Big Brother and the Holding Company Kick Off 14th Annual American Music Masters Honoring Janis Joplin

Monday, October 26: 4:17 p.m.
Big Brother and the Holding Company perform in the Rock Hall's Foster Theater.

Last Thursday, Big Brother and the Holding Company kicked off the 2009 American Music Masters celebration, Kozmic Blues: The Life and Music of Janis Joplin. Sam Andrew, Dave Getz, and Peter Albin, three original members of the band, spent the day in Cleveland to help us tell the full story of Janis Joplin’s career. They filmed interviews for our Library and Archives, did an interview and performed in our new Foster Theater, and capped the night with a packed show at the Beachland Ballroom. Clevelanders Mary Bridget Davies and Ben Nieves joined them on vocals and guitar.

Big Brother played their first gig in January of 1966, six months before Janis Joplin joined them. When they decided that they wanted another vocalist in the band, Chet Helms suggested his friend from Austin, Texas, Janis Joplin. On paper, it seems like an odd match: Big Brother was known for their energy and power—in retrospect, they seem like a punk band—but Joplin had never sung with a rock band before. Yet they found common ground in their love of blues and folk music, and they quickly discovered that Joplin could “bring it,” as Dave Getz said last week in the interview we filmed. Her voice had the power that made her a perfect fit.  Although we associate them with the psychedelic scene in San Francisco, the members of Big Brother all had experience in rock and roll bands in the late 1950s. In many ways, their story was similar to Dylan’s—they were hooked by the first generation rock and rollers like Little Richard but moved on to acoustic blues and folk music by the early 1960s. Those roots are reflected in their early shows with Joplin, which included everything from “Oh!
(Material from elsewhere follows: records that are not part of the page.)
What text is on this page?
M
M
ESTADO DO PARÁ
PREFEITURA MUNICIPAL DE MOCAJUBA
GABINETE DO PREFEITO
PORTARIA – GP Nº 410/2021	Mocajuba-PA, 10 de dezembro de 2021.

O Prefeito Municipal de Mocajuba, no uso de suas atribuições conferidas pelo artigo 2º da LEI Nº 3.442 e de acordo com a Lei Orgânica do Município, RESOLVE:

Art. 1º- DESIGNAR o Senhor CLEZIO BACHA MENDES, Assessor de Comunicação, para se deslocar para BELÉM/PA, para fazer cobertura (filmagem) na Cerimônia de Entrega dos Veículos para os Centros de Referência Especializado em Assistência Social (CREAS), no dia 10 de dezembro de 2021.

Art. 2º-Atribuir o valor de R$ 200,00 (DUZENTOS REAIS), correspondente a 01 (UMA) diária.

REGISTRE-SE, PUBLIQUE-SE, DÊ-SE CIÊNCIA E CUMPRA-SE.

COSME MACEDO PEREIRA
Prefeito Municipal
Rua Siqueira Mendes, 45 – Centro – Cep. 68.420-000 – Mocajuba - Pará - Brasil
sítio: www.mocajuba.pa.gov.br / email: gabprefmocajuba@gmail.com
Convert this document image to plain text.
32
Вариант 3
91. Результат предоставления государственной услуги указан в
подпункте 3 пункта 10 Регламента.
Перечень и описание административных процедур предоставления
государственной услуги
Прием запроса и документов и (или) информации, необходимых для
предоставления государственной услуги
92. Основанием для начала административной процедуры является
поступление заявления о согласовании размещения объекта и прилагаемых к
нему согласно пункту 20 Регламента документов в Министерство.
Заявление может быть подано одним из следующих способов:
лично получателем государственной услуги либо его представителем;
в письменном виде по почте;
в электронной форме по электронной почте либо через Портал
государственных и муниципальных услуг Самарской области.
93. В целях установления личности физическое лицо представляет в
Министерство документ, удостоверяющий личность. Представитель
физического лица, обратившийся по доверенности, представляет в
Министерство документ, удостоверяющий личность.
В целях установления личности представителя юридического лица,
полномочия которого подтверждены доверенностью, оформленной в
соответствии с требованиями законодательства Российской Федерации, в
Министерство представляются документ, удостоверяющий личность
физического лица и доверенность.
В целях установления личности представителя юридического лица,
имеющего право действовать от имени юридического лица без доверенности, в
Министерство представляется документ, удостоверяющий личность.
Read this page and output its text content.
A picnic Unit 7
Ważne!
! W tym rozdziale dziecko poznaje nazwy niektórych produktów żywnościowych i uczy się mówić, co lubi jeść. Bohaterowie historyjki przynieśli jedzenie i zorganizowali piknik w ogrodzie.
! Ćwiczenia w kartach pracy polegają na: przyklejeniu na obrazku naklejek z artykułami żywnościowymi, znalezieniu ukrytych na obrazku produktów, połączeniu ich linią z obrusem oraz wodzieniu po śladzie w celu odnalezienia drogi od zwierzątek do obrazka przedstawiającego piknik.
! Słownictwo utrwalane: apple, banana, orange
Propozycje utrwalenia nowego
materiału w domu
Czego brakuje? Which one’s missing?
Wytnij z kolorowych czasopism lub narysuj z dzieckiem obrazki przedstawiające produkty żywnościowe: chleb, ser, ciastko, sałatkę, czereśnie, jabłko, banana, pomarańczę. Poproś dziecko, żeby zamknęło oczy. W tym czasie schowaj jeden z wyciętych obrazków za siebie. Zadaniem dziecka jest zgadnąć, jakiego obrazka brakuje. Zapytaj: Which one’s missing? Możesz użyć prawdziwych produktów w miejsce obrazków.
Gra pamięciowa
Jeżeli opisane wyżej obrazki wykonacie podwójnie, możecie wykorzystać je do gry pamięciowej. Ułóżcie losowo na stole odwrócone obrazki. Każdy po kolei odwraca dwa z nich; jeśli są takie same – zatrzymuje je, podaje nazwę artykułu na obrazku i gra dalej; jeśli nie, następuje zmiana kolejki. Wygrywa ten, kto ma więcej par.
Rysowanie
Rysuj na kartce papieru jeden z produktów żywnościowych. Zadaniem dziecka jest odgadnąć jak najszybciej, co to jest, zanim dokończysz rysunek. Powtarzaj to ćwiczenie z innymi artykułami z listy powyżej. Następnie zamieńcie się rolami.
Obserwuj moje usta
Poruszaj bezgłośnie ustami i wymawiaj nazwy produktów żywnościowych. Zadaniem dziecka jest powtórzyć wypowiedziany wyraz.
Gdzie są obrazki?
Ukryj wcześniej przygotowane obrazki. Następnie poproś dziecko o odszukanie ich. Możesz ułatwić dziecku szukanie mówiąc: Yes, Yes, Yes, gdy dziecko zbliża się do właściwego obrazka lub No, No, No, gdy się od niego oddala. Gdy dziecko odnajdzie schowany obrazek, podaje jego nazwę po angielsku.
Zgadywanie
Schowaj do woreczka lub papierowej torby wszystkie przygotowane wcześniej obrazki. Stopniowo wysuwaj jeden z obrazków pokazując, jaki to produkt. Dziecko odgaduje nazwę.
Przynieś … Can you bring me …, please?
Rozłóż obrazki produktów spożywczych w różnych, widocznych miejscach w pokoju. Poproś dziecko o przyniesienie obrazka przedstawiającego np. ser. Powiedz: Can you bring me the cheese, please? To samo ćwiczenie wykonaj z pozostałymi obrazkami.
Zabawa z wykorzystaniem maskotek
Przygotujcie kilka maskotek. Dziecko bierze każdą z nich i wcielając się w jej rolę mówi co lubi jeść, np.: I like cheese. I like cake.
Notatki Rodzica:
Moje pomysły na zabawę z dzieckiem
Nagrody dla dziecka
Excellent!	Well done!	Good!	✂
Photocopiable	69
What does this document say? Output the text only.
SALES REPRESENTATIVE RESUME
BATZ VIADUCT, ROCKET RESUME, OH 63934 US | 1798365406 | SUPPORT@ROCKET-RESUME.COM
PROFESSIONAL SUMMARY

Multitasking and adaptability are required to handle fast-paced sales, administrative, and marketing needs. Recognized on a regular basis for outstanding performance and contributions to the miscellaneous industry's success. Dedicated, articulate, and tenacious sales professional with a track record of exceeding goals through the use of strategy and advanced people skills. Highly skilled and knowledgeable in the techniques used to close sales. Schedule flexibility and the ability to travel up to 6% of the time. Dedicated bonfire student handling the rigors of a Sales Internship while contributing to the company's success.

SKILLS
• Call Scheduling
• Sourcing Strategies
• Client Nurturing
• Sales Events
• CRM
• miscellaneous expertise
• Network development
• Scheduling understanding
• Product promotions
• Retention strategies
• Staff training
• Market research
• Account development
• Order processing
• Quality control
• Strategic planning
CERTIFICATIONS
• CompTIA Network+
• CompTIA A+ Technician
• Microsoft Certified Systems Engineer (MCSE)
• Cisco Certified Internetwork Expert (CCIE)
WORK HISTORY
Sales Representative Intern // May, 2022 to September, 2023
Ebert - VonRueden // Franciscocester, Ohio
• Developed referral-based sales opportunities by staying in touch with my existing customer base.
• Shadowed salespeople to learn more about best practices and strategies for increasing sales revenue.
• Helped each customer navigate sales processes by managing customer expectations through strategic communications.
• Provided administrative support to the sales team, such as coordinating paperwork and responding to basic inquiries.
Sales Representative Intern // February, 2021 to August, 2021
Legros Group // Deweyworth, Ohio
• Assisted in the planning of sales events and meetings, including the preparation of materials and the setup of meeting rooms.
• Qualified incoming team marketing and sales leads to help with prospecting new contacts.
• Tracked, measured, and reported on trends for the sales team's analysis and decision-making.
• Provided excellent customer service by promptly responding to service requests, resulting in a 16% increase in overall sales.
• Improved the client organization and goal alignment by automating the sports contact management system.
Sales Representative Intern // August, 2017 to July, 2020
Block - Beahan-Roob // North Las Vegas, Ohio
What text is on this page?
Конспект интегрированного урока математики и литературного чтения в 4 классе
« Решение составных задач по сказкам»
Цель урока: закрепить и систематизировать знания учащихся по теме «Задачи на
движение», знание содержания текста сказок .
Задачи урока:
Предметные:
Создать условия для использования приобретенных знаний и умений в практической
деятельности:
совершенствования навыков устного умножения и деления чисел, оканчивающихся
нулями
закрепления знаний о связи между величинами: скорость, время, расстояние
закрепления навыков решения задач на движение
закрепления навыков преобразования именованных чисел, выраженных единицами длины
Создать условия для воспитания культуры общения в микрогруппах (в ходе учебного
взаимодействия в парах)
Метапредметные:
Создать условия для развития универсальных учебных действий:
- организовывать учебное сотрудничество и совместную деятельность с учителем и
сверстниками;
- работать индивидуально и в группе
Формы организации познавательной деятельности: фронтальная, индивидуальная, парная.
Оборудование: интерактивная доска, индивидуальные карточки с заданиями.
My Soul” to “Coo Coo.”

In their onstage interview, the band described the whirlwind of changes they went through during the first year integrating Joplin into the band.  Sam Andrew described the process as a real give and take–they knew when to lay back and let Janis do her own thing, and she learned when to step back and let the band do their thing.  Sam, Dave, and Peter also spoke about Big Brother’s experiences in the recording studio and their attempts to capture the power and energy of their live sound.  They only recorded two official albums with Janis: Big Brother and the Holding Company (released in August 1967) and Cheap Thrills (released August 1968). As they described on stage, they recorded the albums under very different circumstances—the first album was recorded almost entirely live in a studio designed for jazz recording, while the second album featured multitracking and overdubbing.

Big Brother and the Holding Company has released some terrific archival material in recent years including Live at Winterland ’68, a recording from April of that year, when the band was at their peak with Joplin, and The Lost Tapes, which features a live performance from the summer of 1966 and some studio outtakes. A fascinating documentary, 900 Nights, has also been released on DVD, and features great performance footage and interviews with Andrew, Getz, Albin and original guitarist James Gurley. You can read more about Big Brother’s career and current touring schedule here: www.bbhc.com.

Sam, Dave and Peter: thanks for a great day, and good luck on the European tour!